Mass. bankruptcy claims still on the rise
Joblessness pushes filings despite signs of recovery
Despite signs that the economy is slowly improving, bankruptcy filings continued to climb in Massachusetts for the fourth straight year.
In 2010, 23,618 people and businesses in Massachusetts filed for bankruptcy protection from creditors, up 13 percent from 2009 and nearly double the number who filed in 2007, according to figures released yesterday by the Administrative Office of the United States Courts.
Nationwide, the courts reported 1.59 million bankruptcy filings in 2010, up 8 percent from 2009.
Those are the highest figures both in Massachusetts and nationally since 2005, when a rush of people claimed bankruptcy just before new federal rules took effect that made it more difficult to file.
The continued increase in bankruptcy filings is the latest reminder of the toll the recession and housing bust have had on families over the last few years. While unemployment has dipped slightly in recent months, millions of Americans have remained out of work for years, exhausting their savings, running up credit card and other bills, and eventually claiming bankruptcy.
The Congressional Research Service recently estimated that 1.4 million Americans have been out of work for 99 weeks or more, long enough to exhaust their unemployment benefits. And millions of Americans continue to face foreclosure.
Joseph G. Butler, a bankruptcy trustee and lawyer at the Boston law firm Barron & Stadfeld, said most of the cases he sees involve people who were laid off and have exhausted their unemployment benefits and savings. One change he has noticed from several years ago: Filers used to plan on keeping their homes somehow, but now they often have already lost their homes in foreclosure.
He also noted that bankruptcy filings tend to trail changes in the broader economy, so it is not unusual to continue to see a high level of new cases while the economy itself is picking up.
Another lawyer involved in bankruptcy cases, Anthony Rozzi of Haverhill, does not expect the economic recovery to affect the tide of filings anytime soon.
“This is a huge ship that is not going to stop for a long time, and there are going to be a lot of people caught up in its wake,’’ he said.
Rozzi said most of his clients have run into trouble because either they lost a job, were sick and could not work, or could not keep up with rising expenses because they have not received a raise in years. But he said some people often take other measures to stave off bankruptcy, such as taking on more credit card debt, that just end up making the situation worse.
“A person gets in a hole, and they panic,’’ Rozzi said. “They keep digging and digging, and the hole keeps getting deeper and deeper and deeper.’’
The higher rate of new cases in Massachusetts than in the nation as a whole may be due to the fact that the state slipped into recession later than the rest of the country — meaning it will probably take months longer for bankruptcies to peak here.
“You didn’t have as many people file several years ago,’’ said Jean Braucher, a resident scholar at the American Bankruptcy Institute, an industry group in Alexandria, Va. “They’re getting into the pipeline now.’’
In a bright spot, business bankruptcies fell both nationwide and in Massachusetts.
Many corporations have reported stronger profits as the economy has slowly recovered, or they cut costs.

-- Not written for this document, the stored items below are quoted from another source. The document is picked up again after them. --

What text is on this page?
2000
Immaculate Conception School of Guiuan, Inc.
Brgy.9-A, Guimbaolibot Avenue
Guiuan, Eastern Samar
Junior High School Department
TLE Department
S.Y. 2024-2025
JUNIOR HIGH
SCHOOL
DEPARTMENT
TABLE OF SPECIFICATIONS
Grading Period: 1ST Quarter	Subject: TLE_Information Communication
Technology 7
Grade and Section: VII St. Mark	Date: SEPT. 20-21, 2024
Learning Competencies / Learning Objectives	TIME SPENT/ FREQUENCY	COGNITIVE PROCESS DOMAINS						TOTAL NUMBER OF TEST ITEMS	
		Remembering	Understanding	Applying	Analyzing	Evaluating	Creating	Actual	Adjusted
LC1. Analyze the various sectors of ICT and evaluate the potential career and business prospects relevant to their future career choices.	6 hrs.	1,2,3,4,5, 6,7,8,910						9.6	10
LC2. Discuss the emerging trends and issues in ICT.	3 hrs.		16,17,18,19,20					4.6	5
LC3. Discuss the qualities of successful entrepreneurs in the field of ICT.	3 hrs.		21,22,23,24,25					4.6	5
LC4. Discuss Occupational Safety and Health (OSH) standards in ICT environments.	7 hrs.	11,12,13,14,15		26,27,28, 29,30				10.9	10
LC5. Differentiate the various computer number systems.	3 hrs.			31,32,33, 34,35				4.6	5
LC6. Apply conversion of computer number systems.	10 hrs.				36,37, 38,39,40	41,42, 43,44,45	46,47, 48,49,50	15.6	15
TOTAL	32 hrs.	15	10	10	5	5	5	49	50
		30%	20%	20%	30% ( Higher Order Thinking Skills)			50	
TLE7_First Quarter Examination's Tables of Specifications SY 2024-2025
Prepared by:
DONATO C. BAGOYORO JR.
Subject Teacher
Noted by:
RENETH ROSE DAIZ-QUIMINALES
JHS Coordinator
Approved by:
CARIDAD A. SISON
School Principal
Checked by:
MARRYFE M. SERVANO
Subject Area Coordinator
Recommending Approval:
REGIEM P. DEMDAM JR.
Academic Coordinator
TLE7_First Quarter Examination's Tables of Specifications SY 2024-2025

Across the country, 56,282 corporations filed for protection, down 7 percent. In Massachusetts, 577 firms filed for protection, down 17 percent.
But the decline in corporate cases has done little to reduce the overall pace, since the vast majority of bankruptcies — about 96 percent — are filed by individuals.
Going forward, the American Bankruptcy Institute predicts bankruptcies will probably decline slightly in 2011 but still remain relatively high.
Braucher said that financial companies started cutting back on credit card lines and other lending two years ago, reducing the amount of debt some consumers can carry, potentially reducing the level of filings.
But unemployment and foreclosures remain stubbornly high, which will probably continue to drive people to the courts.
“The economy may be getting better, but you can’t tell that from bankruptcy filings,’’ he said.